O médico ginecologista Felipe Lucas, de 81 anos, foi preso ontem quarta-feira (6), no Paraná, acusado de abusar sexualmente de uma paciente durante o trabalho de parto na cidade de Teixeira Soares, na região central do estado. Em abril, outras três mulheres denunciaram o médico por abuso sexual durante atendimentos.Play Video
Segundo informações divulgadas pelo G1, a vítima relatou à Polícia Civil que o abuso aconteceu durante um exame antes do parto. De acordo com o delegado Rafael Nunes Mota, a mulher afirmou que o médico passou cerca de cinco minutos tocando sua genitália sem justificativa médica aparente.
“Ela relatou que foram cinco minutos do médico ginecologista passando a mão na parte externa da sua genitália. Informou ter tido outros filhos e nunca ter passado por isso. Só cessou após a entrada de uma enfermeira na sala”, disse o delegado.
A investigação enquadrou o caso como estupro de vulnerável.
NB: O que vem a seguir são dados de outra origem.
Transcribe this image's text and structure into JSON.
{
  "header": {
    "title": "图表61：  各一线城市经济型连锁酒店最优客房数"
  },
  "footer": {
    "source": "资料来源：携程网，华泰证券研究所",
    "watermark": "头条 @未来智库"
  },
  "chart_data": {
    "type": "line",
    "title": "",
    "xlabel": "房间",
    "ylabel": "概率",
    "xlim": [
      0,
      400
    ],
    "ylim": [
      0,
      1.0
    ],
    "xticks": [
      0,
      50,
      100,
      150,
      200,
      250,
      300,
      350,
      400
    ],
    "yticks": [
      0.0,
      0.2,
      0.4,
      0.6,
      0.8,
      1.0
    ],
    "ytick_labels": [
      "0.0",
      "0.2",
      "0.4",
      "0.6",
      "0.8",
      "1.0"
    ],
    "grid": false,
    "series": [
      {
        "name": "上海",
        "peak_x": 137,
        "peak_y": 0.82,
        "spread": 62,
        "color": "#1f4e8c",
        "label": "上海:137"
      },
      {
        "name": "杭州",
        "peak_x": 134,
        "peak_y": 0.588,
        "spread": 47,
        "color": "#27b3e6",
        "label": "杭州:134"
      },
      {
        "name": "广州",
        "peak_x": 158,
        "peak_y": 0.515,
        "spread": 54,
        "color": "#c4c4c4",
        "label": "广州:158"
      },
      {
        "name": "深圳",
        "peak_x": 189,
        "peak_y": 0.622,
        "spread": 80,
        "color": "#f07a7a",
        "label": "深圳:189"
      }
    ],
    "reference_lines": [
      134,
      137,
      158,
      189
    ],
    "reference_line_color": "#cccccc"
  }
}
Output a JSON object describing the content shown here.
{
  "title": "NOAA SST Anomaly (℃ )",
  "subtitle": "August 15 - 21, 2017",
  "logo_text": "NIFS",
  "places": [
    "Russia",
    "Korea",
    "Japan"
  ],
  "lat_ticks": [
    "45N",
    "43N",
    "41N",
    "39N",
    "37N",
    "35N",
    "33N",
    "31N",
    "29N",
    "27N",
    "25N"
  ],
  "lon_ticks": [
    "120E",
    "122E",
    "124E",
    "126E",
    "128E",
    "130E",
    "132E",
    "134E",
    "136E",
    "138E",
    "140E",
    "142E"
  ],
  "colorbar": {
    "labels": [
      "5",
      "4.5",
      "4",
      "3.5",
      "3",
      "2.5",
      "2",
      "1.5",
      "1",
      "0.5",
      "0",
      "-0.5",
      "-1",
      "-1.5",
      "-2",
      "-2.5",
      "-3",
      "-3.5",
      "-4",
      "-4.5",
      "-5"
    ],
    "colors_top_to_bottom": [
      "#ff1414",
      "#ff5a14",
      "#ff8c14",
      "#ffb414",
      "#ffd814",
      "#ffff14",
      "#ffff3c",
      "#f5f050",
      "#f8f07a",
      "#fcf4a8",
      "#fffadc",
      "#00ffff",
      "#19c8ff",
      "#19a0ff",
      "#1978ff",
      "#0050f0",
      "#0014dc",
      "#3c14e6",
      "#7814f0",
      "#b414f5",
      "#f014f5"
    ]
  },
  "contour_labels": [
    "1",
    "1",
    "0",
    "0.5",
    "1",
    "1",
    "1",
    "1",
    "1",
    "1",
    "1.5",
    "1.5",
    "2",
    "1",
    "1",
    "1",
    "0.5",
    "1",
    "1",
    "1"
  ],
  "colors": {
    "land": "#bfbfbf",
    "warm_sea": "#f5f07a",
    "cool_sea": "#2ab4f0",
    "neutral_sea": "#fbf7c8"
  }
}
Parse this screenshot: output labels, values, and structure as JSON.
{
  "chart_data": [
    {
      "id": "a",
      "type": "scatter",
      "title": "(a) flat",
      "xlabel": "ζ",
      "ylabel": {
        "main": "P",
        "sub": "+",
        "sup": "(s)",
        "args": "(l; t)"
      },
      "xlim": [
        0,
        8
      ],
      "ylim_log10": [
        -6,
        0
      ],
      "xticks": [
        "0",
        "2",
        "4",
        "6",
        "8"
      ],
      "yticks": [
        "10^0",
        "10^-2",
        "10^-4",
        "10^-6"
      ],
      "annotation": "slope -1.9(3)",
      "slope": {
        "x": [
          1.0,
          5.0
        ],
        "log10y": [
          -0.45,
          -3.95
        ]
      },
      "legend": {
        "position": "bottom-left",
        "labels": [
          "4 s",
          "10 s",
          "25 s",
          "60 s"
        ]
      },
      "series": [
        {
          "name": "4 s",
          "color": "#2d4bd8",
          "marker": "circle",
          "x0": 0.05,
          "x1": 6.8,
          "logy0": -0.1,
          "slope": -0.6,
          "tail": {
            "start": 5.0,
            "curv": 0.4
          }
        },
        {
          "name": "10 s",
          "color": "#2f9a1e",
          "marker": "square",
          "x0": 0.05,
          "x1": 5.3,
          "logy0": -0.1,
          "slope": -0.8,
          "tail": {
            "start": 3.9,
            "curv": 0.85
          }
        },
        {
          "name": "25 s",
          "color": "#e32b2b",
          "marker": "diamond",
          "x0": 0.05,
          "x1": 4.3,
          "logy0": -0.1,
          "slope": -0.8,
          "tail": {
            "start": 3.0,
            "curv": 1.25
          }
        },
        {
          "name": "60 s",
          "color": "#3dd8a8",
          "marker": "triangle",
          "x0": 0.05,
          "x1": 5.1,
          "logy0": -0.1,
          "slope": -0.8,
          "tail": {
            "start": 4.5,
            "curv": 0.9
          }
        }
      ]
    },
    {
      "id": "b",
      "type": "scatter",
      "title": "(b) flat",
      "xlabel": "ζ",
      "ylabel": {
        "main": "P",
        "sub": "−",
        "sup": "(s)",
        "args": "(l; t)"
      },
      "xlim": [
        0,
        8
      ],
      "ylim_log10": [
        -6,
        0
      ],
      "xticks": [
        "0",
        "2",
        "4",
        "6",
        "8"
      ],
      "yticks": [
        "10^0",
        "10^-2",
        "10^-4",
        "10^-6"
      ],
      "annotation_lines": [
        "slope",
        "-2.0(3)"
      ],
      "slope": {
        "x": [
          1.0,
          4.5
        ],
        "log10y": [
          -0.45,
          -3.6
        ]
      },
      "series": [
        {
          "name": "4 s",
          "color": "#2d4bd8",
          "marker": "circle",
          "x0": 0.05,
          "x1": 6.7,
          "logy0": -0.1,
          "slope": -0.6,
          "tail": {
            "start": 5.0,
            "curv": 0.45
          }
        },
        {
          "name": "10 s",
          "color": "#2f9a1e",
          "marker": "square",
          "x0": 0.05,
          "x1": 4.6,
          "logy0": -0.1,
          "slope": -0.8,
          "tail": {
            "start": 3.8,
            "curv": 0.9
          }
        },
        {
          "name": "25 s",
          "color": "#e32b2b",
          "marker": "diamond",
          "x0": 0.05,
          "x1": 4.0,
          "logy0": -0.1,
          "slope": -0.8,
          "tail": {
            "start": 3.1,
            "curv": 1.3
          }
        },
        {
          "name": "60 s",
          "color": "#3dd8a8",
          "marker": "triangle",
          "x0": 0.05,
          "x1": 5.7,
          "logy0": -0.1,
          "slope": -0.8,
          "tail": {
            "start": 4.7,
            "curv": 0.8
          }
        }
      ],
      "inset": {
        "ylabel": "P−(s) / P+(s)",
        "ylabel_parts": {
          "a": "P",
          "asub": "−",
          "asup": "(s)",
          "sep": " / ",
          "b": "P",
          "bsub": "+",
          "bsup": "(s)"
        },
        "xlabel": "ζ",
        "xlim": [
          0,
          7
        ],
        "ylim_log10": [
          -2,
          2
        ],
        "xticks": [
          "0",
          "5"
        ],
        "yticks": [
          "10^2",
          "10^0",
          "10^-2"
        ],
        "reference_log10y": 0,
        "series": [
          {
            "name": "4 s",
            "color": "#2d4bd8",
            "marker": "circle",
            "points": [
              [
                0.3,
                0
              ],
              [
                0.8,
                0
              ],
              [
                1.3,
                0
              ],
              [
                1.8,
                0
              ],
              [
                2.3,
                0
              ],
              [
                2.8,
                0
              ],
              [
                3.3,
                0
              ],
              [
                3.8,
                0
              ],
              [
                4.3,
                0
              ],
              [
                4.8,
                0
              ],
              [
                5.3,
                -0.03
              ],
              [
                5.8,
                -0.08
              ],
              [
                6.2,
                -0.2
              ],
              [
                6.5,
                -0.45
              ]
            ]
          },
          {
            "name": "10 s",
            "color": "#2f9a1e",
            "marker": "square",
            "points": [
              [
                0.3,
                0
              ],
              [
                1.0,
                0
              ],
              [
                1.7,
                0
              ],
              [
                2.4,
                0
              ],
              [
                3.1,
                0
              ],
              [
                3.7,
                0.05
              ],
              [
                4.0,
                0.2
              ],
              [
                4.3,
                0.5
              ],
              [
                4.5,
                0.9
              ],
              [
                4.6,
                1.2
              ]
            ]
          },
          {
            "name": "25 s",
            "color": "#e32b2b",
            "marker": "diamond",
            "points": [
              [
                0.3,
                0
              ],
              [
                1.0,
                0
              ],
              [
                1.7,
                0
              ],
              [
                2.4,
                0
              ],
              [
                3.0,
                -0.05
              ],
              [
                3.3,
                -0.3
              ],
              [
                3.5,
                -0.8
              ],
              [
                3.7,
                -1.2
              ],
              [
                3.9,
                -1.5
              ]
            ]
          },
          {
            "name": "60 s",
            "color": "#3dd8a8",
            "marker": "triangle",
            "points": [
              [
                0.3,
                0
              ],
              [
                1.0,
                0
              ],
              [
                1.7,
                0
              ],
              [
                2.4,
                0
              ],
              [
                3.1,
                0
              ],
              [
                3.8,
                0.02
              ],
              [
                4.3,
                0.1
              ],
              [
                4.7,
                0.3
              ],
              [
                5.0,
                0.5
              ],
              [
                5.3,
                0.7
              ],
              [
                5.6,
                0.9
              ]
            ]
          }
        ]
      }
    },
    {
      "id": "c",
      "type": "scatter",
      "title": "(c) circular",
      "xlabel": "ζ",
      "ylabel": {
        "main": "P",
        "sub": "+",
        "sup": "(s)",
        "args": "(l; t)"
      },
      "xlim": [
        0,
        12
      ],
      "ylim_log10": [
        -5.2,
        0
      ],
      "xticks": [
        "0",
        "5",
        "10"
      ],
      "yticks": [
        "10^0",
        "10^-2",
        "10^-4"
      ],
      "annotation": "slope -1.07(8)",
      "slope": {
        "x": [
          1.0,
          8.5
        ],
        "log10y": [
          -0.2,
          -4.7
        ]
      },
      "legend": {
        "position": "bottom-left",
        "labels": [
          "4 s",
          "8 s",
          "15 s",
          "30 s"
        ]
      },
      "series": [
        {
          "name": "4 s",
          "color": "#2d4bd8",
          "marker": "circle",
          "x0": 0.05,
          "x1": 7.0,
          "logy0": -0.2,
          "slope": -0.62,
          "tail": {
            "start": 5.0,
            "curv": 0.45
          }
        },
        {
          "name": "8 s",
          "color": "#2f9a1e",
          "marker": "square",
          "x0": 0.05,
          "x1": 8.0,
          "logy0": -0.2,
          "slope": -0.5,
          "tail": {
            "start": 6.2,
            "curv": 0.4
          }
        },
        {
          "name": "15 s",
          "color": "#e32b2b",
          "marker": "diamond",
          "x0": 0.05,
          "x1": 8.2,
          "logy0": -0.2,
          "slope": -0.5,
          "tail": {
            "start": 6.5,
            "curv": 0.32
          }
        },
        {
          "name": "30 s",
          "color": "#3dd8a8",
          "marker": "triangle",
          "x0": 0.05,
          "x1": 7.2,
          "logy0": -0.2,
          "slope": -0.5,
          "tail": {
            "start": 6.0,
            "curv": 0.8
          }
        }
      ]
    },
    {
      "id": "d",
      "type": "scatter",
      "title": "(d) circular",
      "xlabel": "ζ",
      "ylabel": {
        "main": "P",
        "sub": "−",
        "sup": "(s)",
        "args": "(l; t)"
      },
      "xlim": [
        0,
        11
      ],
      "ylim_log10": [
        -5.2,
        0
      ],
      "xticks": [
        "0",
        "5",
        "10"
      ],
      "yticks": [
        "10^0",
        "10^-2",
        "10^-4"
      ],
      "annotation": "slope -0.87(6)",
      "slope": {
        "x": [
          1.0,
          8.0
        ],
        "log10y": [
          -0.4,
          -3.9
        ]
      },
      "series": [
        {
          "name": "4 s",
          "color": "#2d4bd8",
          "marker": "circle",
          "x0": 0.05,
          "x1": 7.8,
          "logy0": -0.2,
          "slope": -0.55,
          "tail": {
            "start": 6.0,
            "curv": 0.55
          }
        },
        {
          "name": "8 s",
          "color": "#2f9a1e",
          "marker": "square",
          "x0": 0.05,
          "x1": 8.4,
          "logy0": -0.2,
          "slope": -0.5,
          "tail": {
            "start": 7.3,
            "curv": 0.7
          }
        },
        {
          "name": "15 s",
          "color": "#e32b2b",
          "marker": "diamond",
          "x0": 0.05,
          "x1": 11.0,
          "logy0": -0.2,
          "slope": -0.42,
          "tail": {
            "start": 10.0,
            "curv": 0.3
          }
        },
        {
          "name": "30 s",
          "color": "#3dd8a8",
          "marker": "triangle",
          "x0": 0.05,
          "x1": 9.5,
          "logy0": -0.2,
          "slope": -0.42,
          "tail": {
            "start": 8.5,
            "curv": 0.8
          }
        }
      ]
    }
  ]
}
Segundo a Polícia Civil, a paciente estava em condição de vulnerabilidade e impossibilitada de oferecer resistência durante o atendimento.
Felipe Lucas foi preso em Curitiba. Apesar da prisão preventiva, a defesa informou que poderá solicitar prisão domiciliar em razão da idade do médico. Em nota, os advogados afirmaram que consideram a prisão “ilegal”, classificaram a acusação como “completamente falsa” e disseram que o profissional provará inocência no decorrer do processo.
O novo caso veio à tona após a vítima procurar a polícia ao tomar conhecimento de outras denúncias contra o médico. Segundo a Polícia Civil, os relatos apresentam semelhanças e indicam “um padrão de comportamento ao longo de décadas”.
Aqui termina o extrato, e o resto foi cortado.